A lui seul, il représente 80% des avoirs confisqués par les douanes françaises en 2017: Rifaat al-Assad, l’oncle du président syrien, soupçonné d’avoir frauduleusement bâti un patrimoine colossal en Europe (notamment au Luxembourg), pourrait devoir bientôt répondre devant la justice française de l’origine de sa fortune.
L’enquête, menée depuis quatre ans par des juges financiers, « est en voie de s’achever », selon des sources proches du dossier.
Février 1982. Rifaat al-Assad est à la tête des Brigades de défense de la révolution quand ce corps d’élite du régime réprime une insurrection sunnite à Hama (centre), faisant entre 10.000 et 40.000 morts, selon les estimations. Deux ans plus tard, il est contraint de s’exiler après un coup d’Etat raté contre son frère Hafez al-Assad, père de Bachar, qui a dirigé la Syrie de 1971 à 2000.

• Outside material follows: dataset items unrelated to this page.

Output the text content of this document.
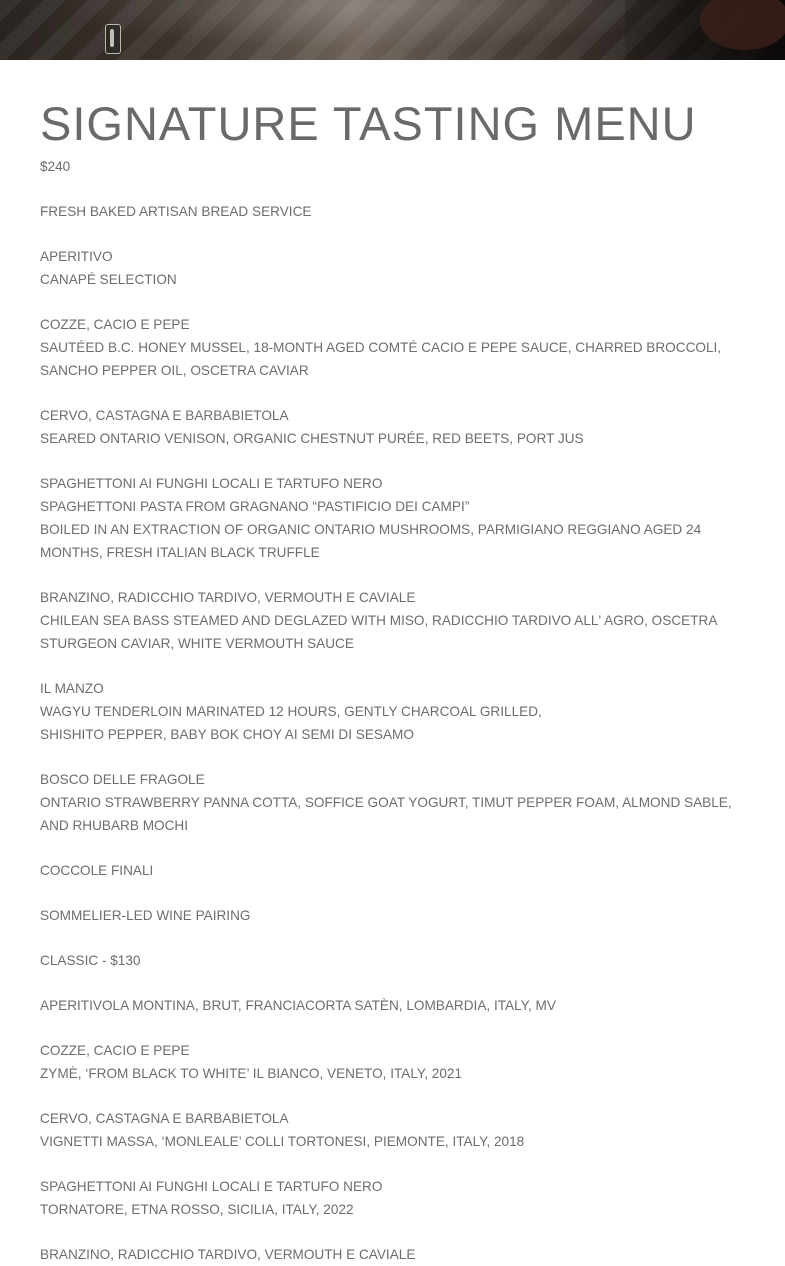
SIGNATURE TASTING MENU

$240

FRESH BAKED ARTISAN BREAD SERVICE

APERITIVO

CANAPÉ SELECTION

COZZE, CACIO E PEPE

SAUTÉED B.C. HONEY MUSSEL, 18-MONTH AGED COMTÉ CACIO E PEPE SAUCE, CHARRED BROCCOLI, SANCHO PEPPER OIL, OSCETRA CAVIAR

CERVO, CASTAGNA E BARBABIETOLA

SEARED ONTARIO VENISON, ORGANIC CHESTNUT PURÉE, RED BEETS, PORT JUS

SPAGHETTONI AI FUNGHI LOCALI E TARTUFO NERO

SPAGHETTONI PASTA FROM GRAGNANO “PASTIFICIO DEI CAMPI”

BOILED IN AN EXTRACTION OF ORGANIC ONTARIO MUSHROOMS, PARMIGIANO REGGIANO AGED 24 MONTHS, FRESH ITALIAN BLACK TRUFFLE

BRANZINO, RADICCHIO TARDIVO, VERMOUTH E CAVIALE

CHILEAN SEA BASS STEAMED AND DEGLAZED WITH MISO, RADICCHIO TARDIVO ALL' AGRO, OSCETRA STURGEON CAVIAR, WHITE VERMOUTH SAUCE

IL MANZO

WAGYU TENDERLOIN MARINATED 12 HOURS, GENTLY CHARCOAL GRILLED,

SHISHITO PEPPER, BABY BOK CHOY AI SEMI DI SESAMO

BOSCO DELLE FRAGOLE

ONTARIO STRAWBERRY PANNA COTTA, SOFFICE GOAT YOGURT, TIMUT PEPPER FOAM, ALMOND SABLE, AND RHUBARB MOCHI

COCCOLE FINALI

SOMMELIER-LED WINE PAIRING

CLASSIC - $130

APERITIVOLA MONTINA, BRUT, FRANCIACORTA SATÈN, LOMBARDIA, ITALY, MV

COZZE, CACIO E PEPE

ZYMÈ, ‘FROM BLACK TO WHITE’ IL BIANCO, VENETO, ITALY, 2021

CERVO, CASTAGNA E BARBABIETOLA

VIGNETTI MASSA, ‘MONLEALE’ COLLI TORTONESI, PIEMONTE, ITALY, 2018

SPAGHETTONI AI FUNGHI LOCALI E TARTUFO NERO

TORNATORE, ETNA ROSSO, SICILIA, ITALY, 2022

BRANZINO, RADICCHIO TARDIVO, VERMOUTH E CAVIALE
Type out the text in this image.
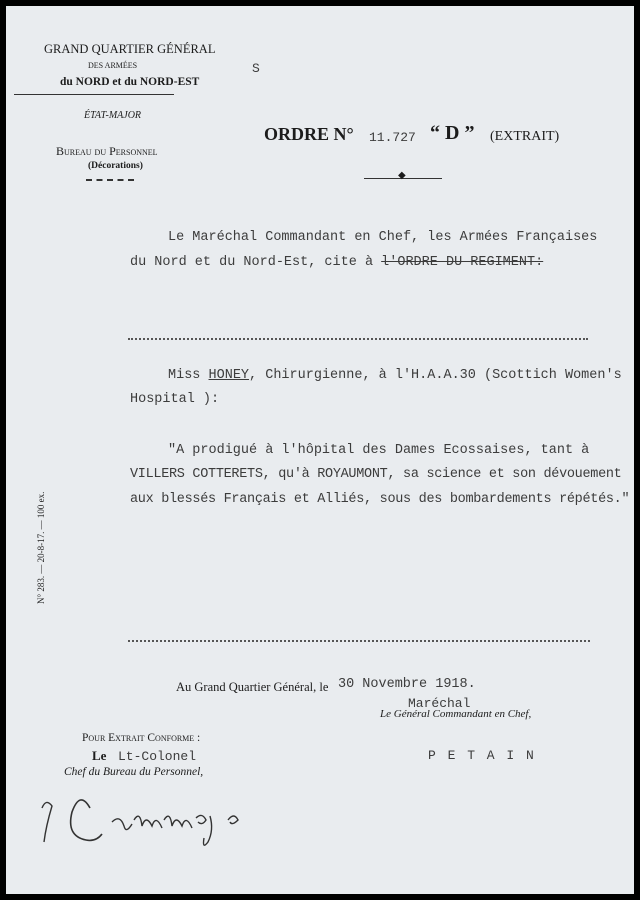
GRAND QUARTIER GÉNÉRAL
DES ARMÉES
du NORD et du NORD-EST
ÉTAT-MAJOR
Bureau du Personnel
(Décorations)
S
ORDRE N° 11.727 “ D ” (EXTRAIT)
◆
Le Maréchal Commandant en Chef, les Armées Françaises
du Nord et du Nord-Est, cite à l'ORDRE DU REGIMENT:
Miss HONEY, Chirurgienne, à l'H.A.A.30 (Scottich Women's
Hospital ):
"A prodigué à l'hôpital des Dames Ecossaises, tant à
VILLERS COTTERETS, qu'à ROYAUMONT, sa science et son dévouement
aux blessés Français et Alliés, sous des bombardements répétés."
Au Grand Quartier Général, le 30 Novembre 1918.
Maréchal
Le Général Commandant en Chef,
P E T A I N
Pour Extrait Conforme :
Le Lt-Colonel
Chef du Bureau du Personnel,
N° 283. — 20-8-17. — 100 ex.
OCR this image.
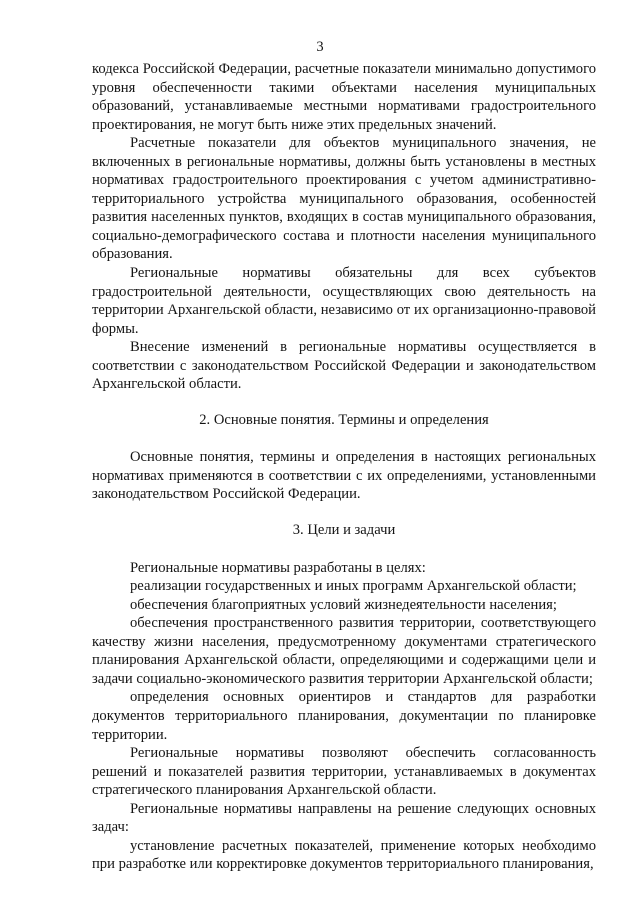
3

кодекса Российской Федерации, расчетные показатели минимально допустимого уровня обеспеченности такими объектами населения муниципальных образований, устанавливаемые местными нормативами градостроительного проектирования, не могут быть ниже этих предельных значений.

Расчетные показатели для объектов муниципального значения, не включенных в региональные нормативы, должны быть установлены в местных нормативах градостроительного проектирования с учетом административно-территориального устройства муниципального образования, особенностей развития населенных пунктов, входящих в состав муниципального образования, социально-демографического состава и плотности населения муниципального образования.

Региональные нормативы обязательны для всех субъектов градостроительной деятельности, осуществляющих свою деятельность на территории Архангельской области, независимо от их организационно-правовой формы.

Внесение изменений в региональные нормативы осуществляется в соответствии с законодательством Российской Федерации и законодательством Архангельской области.

2. Основные понятия. Термины и определения

Основные понятия, термины и определения в настоящих региональных нормативах применяются в соответствии с их определениями, установленными законодательством Российской Федерации.

3. Цели и задачи

Региональные нормативы разработаны в целях:

реализации государственных и иных программ Архангельской области;

обеспечения благоприятных условий жизнедеятельности населения;

обеспечения пространственного развития территории, соответствующего качеству жизни населения, предусмотренному документами стратегического планирования Архангельской области, определяющими и содержащими цели и задачи социально-экономического развития территории Архангельской области;

определения основных ориентиров и стандартов для разработки документов территориального планирования, документации по планировке территории.

Региональные нормативы позволяют обеспечить согласованность решений и показателей развития территории, устанавливаемых в документах стратегического планирования Архангельской области.

Региональные нормативы направлены на решение следующих основных задач:

установление расчетных показателей, применение которых необходимо при разработке или корректировке документов территориального планирования,
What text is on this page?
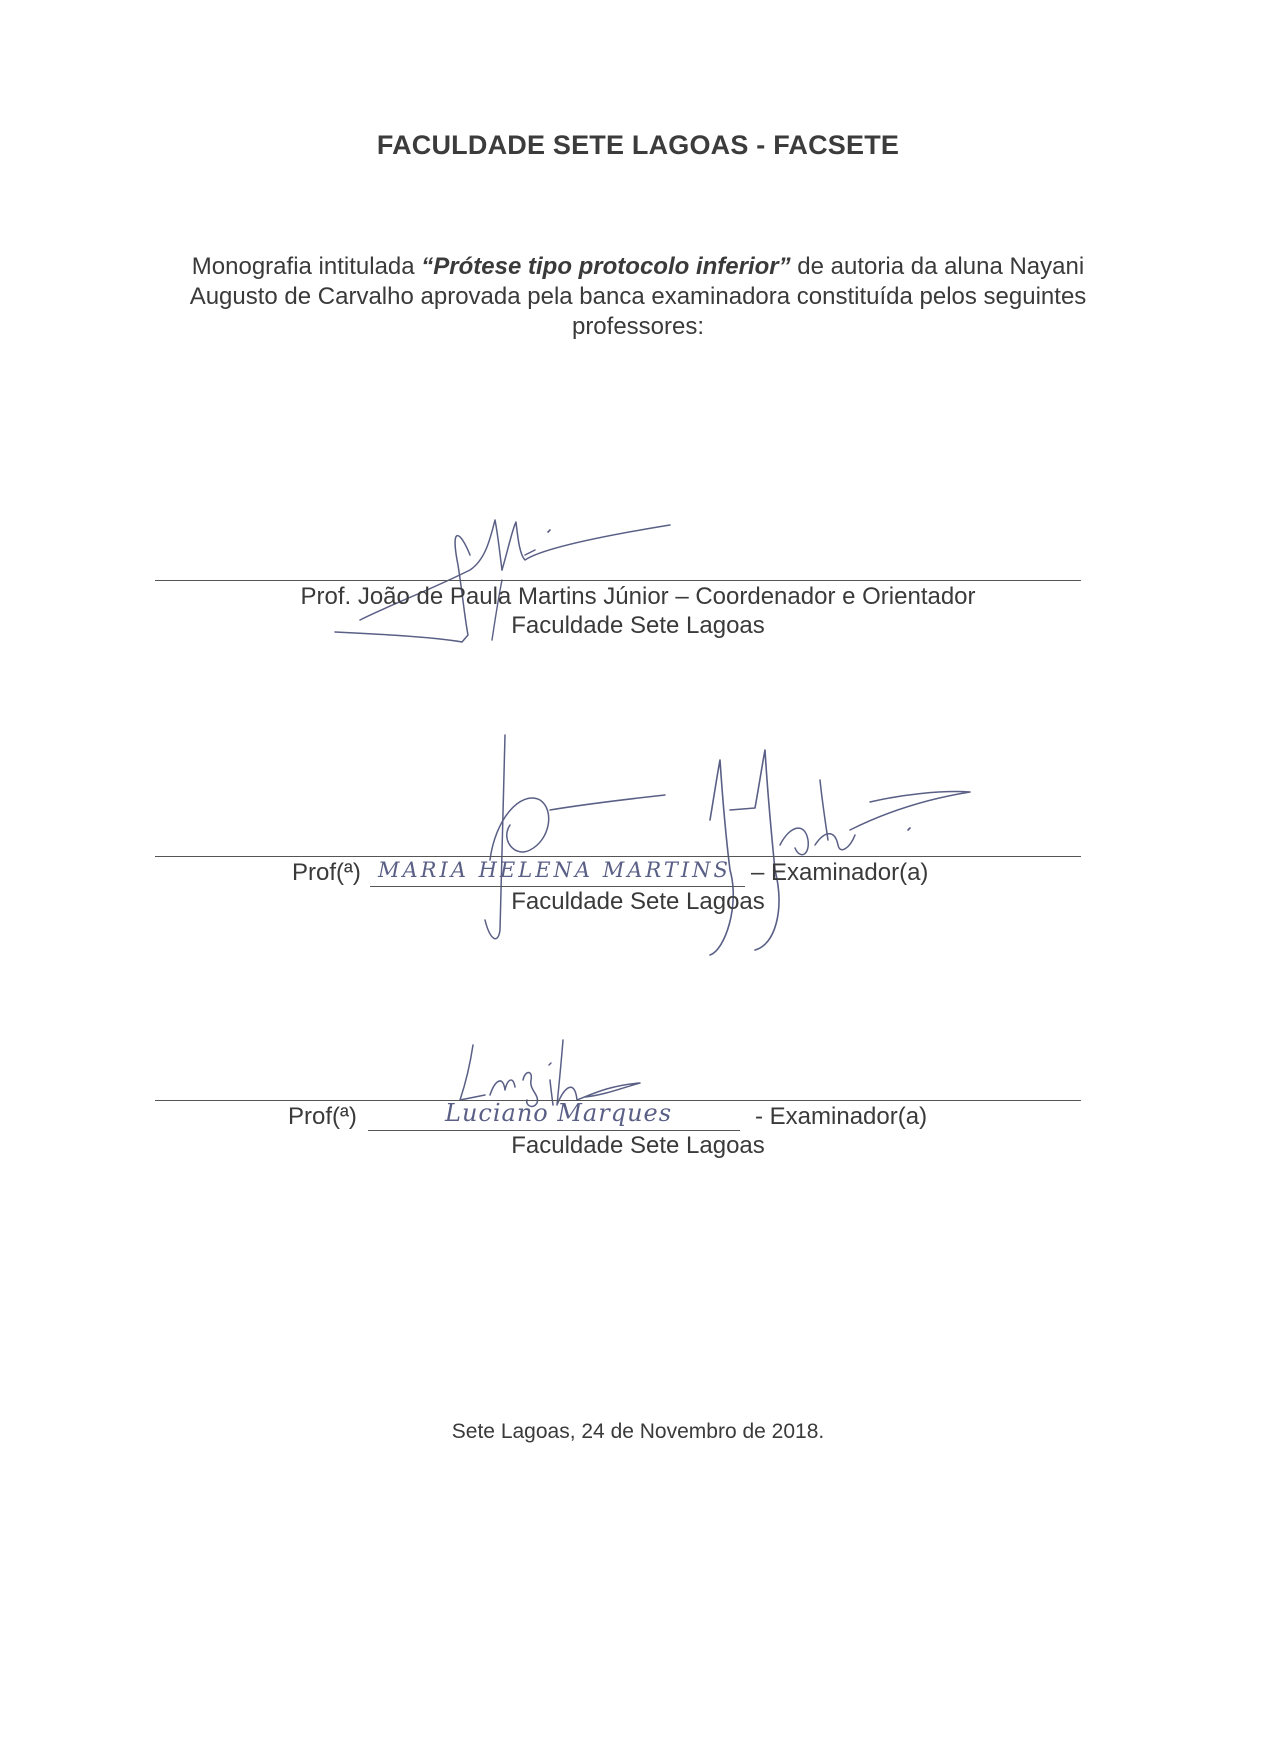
FACULDADE SETE LAGOAS - FACSETE
Monografia intitulada “Prótese tipo protocolo inferior” de autoria da aluna Nayani Augusto de Carvalho aprovada pela banca examinadora constituída pelos seguintes professores:
Prof. João de Paula Martins Júnior – Coordenador e Orientador
Faculdade Sete Lagoas
Prof(ª) MARIA HELENA MARTINS – Examinador(a)
Faculdade Sete Lagoas
Prof(ª)	Luciano Marques	- Examinador(a)
Faculdade Sete Lagoas
Sete Lagoas, 24 de Novembro de 2018.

A son arrivée en Europe, l’homme mène grand train avec ses quatre épouses, une dizaine d’enfants et sa suite jusqu’à ce que la justice française s’intéresse à lui et ouvre une information judiciaire en avril 2014 après la plainte de deux ONG, Sherpa et Transparency International.
Entre-temps, la multitude des biens acquis -pour la plupart dans les années 80 via des sociétés offshore au Panama, Curaçao, Liechtenstein, Luxembourg ou Gibraltar- donne le tournis : 503 biens en Espagne; deux hôtels particuliers à Paris, dont un de 3.000 m2 ; un haras et un château dans le Val-d’Oise ; 7.300 mètres carrés de bureaux à Lyon…. Rien qu’en France, son patrimoine est évalué à 90 millions d’euros.
La plupart ont été saisis à titre conservatoire. En 2017, sur les 862 millions d’euros confisqués par la douane, 691 concernent Rifaat al-Assad, aujourd’hui âgé de 80 ans.
Le boucher de Hama
Les enquêteurs soupçonnent aussi la famille d’avoir été, en se dissimulant derrière une société panaméenne, les véritables propriétaires de Witanhurst, la plus grande résidence de Londres après le palais de Buckingham, cédée en 2007.
Plusieurs témoins mettent en avant des faits de corruption et de détournement de fonds.
L’ex-ministre de la Défense, Mustafa Tlas, a pour sa part assuré que « Rifaat a pris avec son armée des palettes de billets dans la banque centrale » syrienne et que « des gens à lui sortaient des biens culturels » du pays.
Rifaat al-Assad pourrait devoir également s’expliquer devant la justice suisse. « Le boucher de Hama » y est poursuivi depuis 2013 pour des « crimes de guerre » commis dans les années 80.